The RowChunk Block splits a table document into one chunk per row. It can process various table formats including CSV files, Excel spreadsheets (XLSX), and markdown tables. The output is a list of chunks, each containing a row of the table in JSON format. This block is useful for processing tabular data row by row, enabling downstream processing of individual records.

Block RowChunk not found

Example(s)

Example 1: Process a CSV file

  • Create a RowChunk Block.
  • Provide a CSV File object as input.
  • The Block will read the CSV and create one chunk per row.
  • Each chunk contains the row data as a JSON string with column names as keys.

Example 2: Process an Excel file with multiple sheets

  • Create a RowChunk Block.
  • Provide an XLSX File object.
  • The Block will process all sheets, creating chunks for each row across all sheets.
  • Empty rows are automatically skipped.

Example 3: Process a markdown table string

  • Create a RowChunk Block.
  • Provide a markdown table string:
    | Name | Age | City |
    | John | 25 | NYC |
    | Jane | 30 | LA |
    
  • The Block will parse the table and create chunks for each data row.

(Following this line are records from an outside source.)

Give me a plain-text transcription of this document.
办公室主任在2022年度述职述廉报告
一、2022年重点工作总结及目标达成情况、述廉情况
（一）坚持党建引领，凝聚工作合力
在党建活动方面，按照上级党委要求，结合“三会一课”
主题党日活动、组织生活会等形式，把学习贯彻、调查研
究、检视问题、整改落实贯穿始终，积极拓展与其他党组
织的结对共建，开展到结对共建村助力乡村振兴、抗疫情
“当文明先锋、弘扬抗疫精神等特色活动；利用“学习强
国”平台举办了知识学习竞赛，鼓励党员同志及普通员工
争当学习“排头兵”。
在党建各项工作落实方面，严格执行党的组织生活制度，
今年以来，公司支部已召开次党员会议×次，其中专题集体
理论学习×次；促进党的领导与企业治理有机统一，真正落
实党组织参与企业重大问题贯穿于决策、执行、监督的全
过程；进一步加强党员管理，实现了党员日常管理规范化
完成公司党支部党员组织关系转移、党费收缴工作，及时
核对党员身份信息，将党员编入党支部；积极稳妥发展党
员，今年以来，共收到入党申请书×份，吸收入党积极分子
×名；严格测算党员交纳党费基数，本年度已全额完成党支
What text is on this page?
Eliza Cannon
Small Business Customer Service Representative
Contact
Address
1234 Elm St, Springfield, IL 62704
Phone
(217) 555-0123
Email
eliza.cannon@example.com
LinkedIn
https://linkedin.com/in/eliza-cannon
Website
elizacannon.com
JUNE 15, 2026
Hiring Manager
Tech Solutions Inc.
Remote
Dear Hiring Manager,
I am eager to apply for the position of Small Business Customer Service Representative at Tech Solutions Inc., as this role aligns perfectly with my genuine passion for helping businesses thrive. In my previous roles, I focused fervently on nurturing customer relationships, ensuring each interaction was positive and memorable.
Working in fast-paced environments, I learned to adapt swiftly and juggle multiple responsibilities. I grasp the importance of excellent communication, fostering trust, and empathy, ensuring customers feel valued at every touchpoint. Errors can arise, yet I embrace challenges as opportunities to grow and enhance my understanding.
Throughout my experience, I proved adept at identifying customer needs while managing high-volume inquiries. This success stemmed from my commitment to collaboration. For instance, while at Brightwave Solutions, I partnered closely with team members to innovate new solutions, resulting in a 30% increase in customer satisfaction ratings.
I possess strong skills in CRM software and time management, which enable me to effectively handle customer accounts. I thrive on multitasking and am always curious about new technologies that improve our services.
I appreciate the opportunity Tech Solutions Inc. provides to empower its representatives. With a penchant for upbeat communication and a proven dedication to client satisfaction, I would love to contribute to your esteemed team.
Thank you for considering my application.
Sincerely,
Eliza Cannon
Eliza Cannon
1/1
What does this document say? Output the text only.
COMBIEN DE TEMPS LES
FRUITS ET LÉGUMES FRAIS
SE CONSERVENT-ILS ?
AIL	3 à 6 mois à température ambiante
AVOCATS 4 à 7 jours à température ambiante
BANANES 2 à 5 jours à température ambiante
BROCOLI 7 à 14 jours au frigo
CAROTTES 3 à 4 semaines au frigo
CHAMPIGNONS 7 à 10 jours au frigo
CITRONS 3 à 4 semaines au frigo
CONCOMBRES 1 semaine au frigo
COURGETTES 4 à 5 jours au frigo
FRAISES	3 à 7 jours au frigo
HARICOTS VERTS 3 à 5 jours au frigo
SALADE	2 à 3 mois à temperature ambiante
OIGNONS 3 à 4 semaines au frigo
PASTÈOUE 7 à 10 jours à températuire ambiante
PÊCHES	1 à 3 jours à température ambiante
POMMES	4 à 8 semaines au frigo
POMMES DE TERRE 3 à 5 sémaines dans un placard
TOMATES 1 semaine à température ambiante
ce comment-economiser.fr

Example 4: Process complex documents

  • Create a RowChunk Block.
  • Provide a PDF or DOCX file containing tables.
  • The Block will first convert the document to markdown using document intelligence.
  • Then extract and chunk any tables found in the content.

Error Handling

  • If an unsupported file type is provided, the Block will raise a BlockError.
  • Mixed data types in columns are automatically converted to strings to ensure consistency.
  • The Block handles missing values (NaN) appropriately, skipping empty rows.

FAQ

What file formats are supported?

Directly supported: - CSV: Comma-separated values files - XLSX: Excel spreadsheets (all sheets are processed) - Markdown tables: String input with pipe-delimited tables

Via document intelligence conversion: - Images: JPEG, JPG, PNG, BMP, TIFF, HEIF - Documents: DOCX, PPTX, PDF

How are data types handled?

The Block automatically handles mixed data types in columns: - If a column contains multiple data types, all values are converted to strings - Pandas Timestamps are converted to string representation - NaN/null values are preserved where possible

What's the output format?

Each chunk contains: - name: Filename with row index (e.g., "data.csv[0]") - index: Row number - position: Same as index - content: JSON string of the row data with column names as keys

How are large text values handled?

For CSV files with large text content, the Block uses sentence chunking to split long text values into manageable chunks while preserving the row structure.

Can I process specific sheets in Excel files?

Currently, the Block processes all sheets in an Excel file. Each row is tagged with the source filename and row index, allowing you to filter results downstream if needed.